What’s particularly important is that you can request an increase to your timeout. This is unlike Bitrise, which has set timeouts per pricing tier. As I mentioned earlier, my build timeout is 60 minutes rather than 45 because most of my app builds take around 50-55 minutes (the non-Flutter projects build much more quickly because there’s obviously no iOS involved). I expect I’ll be able to drop this timeout quite a bit once the iOS VM infrastructure is sorted out.

Basically, the Codemagic pricing model is perfect for me because I only build infrequently. On those rare occasions where I need a lot of builds in a single month, I will happily drop USD19 on more build time. Indeed, I had to do this in my final push to get Job Done out the door.

Source Model

Bitrise is fully open source. You can pay to have a hosted version, or you can run it on your own hardware. Codemagic is closed source.

Generally speaking, I’m a big fan of my tools being open source. Being able to just peek under the hood when something goes wrong (or when you’re just curious) is incredibly empowering. That said, I’m surprised by the fact that I’ve never had to look at the Bitrise source code (although I have benefited from looking at some of the step implementations). Counterintuitively, Codemagic being open source would have helped me a lot more than Bitrise being open source ever did. I suspect that’s just because Codemagic lacks maturity so there was more impetus for me to want to delve into its inner workings. So for me, I’m not terribly fussed about this because I think in the long run it will be far less an issue.


No disrespect to the Bitrise team (or to anyone for that matter - the people I’ve interacted with on both of these projects are awesome), but I’ve always found their UI a little hard to work with. Thankfully, you don’t have to do that much because of their configuration as code, but it is a sore point all the same. I know they did a UX revamp a while back, and maybe they’ll be doing another with their newly-secured 20 million (!), but it still doesn’t gel with me. Too often I feel momentarily lost or confused in their UI, even though I’m an old hand at it.

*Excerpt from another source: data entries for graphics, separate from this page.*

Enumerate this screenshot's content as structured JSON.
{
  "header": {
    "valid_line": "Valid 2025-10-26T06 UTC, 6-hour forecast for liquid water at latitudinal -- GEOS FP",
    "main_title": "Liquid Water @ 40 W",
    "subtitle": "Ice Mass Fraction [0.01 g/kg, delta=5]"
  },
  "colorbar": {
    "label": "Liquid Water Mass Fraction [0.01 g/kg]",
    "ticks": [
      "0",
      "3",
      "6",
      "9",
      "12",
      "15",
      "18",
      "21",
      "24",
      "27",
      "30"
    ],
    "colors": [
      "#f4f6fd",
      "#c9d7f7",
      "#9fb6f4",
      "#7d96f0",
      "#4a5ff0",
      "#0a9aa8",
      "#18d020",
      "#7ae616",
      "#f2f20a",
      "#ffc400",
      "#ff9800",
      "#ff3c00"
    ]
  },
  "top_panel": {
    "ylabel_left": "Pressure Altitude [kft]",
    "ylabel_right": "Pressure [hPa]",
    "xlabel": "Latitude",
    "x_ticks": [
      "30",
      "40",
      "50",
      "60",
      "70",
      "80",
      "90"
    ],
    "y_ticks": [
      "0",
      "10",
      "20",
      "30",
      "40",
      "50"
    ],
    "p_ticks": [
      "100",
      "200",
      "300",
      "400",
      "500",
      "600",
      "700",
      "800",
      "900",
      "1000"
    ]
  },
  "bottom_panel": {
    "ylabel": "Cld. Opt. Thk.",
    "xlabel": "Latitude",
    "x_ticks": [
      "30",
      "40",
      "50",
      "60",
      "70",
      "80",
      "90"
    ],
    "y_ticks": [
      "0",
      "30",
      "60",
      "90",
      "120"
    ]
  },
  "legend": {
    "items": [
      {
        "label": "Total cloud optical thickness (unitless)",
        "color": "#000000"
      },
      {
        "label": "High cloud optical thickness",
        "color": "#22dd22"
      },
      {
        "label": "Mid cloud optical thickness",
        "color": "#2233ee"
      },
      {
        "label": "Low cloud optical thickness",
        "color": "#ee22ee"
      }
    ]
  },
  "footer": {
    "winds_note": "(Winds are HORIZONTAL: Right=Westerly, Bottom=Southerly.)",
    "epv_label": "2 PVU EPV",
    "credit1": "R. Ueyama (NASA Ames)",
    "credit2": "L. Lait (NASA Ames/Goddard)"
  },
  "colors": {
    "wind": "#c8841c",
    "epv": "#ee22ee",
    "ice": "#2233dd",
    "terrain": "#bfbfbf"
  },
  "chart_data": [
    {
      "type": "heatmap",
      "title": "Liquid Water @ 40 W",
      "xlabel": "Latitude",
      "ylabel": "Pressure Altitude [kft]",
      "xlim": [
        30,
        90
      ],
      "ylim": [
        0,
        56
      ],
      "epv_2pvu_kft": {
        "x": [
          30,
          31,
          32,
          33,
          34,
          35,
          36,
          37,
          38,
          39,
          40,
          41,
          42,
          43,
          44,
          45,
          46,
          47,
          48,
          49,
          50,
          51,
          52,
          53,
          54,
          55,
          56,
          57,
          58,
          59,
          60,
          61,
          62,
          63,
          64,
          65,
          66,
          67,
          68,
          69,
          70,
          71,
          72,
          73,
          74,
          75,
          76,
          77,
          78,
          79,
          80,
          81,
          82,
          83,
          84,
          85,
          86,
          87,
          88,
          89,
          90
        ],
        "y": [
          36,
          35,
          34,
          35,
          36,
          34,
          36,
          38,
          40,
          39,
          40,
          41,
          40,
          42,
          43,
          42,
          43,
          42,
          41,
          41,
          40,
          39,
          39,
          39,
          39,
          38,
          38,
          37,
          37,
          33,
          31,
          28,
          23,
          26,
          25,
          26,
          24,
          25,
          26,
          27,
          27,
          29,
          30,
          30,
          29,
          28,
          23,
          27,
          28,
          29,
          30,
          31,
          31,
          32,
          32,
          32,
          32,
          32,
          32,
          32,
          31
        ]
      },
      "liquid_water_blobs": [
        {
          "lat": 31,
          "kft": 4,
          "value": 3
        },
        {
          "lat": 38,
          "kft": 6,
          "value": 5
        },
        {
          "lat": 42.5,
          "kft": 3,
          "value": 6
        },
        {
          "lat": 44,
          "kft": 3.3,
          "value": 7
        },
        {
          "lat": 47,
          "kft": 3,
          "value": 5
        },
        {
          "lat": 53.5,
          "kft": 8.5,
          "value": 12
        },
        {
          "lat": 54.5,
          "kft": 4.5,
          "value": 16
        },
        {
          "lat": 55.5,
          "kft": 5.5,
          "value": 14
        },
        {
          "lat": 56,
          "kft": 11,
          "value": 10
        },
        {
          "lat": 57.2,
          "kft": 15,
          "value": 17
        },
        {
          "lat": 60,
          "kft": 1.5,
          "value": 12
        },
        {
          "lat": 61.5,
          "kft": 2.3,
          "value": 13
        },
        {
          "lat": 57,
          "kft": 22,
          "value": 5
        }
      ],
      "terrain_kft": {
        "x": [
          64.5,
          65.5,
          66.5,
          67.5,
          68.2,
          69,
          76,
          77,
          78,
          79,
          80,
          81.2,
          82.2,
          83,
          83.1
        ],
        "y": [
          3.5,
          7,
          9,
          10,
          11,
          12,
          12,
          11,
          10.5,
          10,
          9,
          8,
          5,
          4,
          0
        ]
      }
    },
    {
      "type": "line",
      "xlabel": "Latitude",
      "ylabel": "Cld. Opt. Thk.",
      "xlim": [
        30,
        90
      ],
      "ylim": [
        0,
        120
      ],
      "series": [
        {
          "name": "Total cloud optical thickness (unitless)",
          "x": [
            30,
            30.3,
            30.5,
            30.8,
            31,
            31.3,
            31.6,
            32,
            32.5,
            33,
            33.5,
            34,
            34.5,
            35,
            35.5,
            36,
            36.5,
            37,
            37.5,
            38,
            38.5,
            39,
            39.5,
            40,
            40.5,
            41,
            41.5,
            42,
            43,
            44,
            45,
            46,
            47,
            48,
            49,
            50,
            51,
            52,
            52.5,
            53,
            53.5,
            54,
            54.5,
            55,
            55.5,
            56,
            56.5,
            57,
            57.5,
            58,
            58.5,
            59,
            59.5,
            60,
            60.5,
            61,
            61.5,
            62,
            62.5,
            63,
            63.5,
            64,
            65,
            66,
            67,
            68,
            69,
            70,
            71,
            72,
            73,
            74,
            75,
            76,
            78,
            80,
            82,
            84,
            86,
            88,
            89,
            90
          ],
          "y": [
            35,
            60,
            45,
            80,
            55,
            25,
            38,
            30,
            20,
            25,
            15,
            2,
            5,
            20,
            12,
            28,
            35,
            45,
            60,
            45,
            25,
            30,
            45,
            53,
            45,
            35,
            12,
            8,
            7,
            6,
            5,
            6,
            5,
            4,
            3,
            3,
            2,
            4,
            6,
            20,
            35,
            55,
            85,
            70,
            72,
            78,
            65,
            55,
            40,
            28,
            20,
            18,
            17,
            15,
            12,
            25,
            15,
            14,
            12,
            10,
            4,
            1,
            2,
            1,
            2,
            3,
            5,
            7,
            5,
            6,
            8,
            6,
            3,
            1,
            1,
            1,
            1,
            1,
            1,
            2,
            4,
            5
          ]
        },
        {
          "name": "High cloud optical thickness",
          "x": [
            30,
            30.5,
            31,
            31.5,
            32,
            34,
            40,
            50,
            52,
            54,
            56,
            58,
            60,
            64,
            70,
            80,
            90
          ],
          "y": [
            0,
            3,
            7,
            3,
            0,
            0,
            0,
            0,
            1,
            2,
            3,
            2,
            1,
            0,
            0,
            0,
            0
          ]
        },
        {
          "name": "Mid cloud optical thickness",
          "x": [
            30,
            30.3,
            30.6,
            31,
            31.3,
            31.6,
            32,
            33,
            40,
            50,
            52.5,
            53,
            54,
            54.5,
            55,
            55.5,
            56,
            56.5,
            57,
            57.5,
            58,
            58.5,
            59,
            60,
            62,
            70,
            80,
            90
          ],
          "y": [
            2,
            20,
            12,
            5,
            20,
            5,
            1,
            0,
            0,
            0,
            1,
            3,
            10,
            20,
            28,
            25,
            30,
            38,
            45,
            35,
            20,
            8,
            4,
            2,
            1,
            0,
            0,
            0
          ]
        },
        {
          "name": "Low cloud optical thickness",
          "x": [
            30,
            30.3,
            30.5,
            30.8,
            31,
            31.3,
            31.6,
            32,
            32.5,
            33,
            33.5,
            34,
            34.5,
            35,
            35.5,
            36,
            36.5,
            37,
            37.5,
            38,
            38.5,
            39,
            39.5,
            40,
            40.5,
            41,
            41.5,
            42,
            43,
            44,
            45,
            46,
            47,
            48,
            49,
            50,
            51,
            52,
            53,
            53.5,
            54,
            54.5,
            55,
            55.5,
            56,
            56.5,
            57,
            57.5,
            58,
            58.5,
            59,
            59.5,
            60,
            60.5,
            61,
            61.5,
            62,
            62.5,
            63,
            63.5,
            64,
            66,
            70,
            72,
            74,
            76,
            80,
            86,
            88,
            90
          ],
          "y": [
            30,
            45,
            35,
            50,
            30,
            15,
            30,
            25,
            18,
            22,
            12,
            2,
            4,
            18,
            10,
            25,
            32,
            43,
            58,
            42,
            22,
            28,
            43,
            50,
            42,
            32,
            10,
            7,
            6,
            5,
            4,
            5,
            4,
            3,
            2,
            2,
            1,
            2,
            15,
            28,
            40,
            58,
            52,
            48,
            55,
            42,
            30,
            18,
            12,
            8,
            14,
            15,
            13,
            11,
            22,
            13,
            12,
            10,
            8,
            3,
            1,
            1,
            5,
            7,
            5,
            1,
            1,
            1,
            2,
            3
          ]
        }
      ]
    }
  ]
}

Codemagic does better in this regard, though there are still pain points, such as the issue with logs I mentioned earlier. And of course, you have to spend a lot more time in the Codemagic UI than you do Bitrise.


If you’re doing work in the Flutter space, you should check out Codemagic as a CI solution. It has a ways to go before it competes with the flexibility and maturity of Bitrise, but it also has a number of advantages such as its pricing model, UX, and focus on Flutter (which cuts both ways, to be sure).

To reiterate, the Codemagic team are already putting effort into resolving some of the issues above, and my hope is that this post encourages further effort. Codemagic is a fantastically strong product already, and I’m looking forward to seeing it evolve further.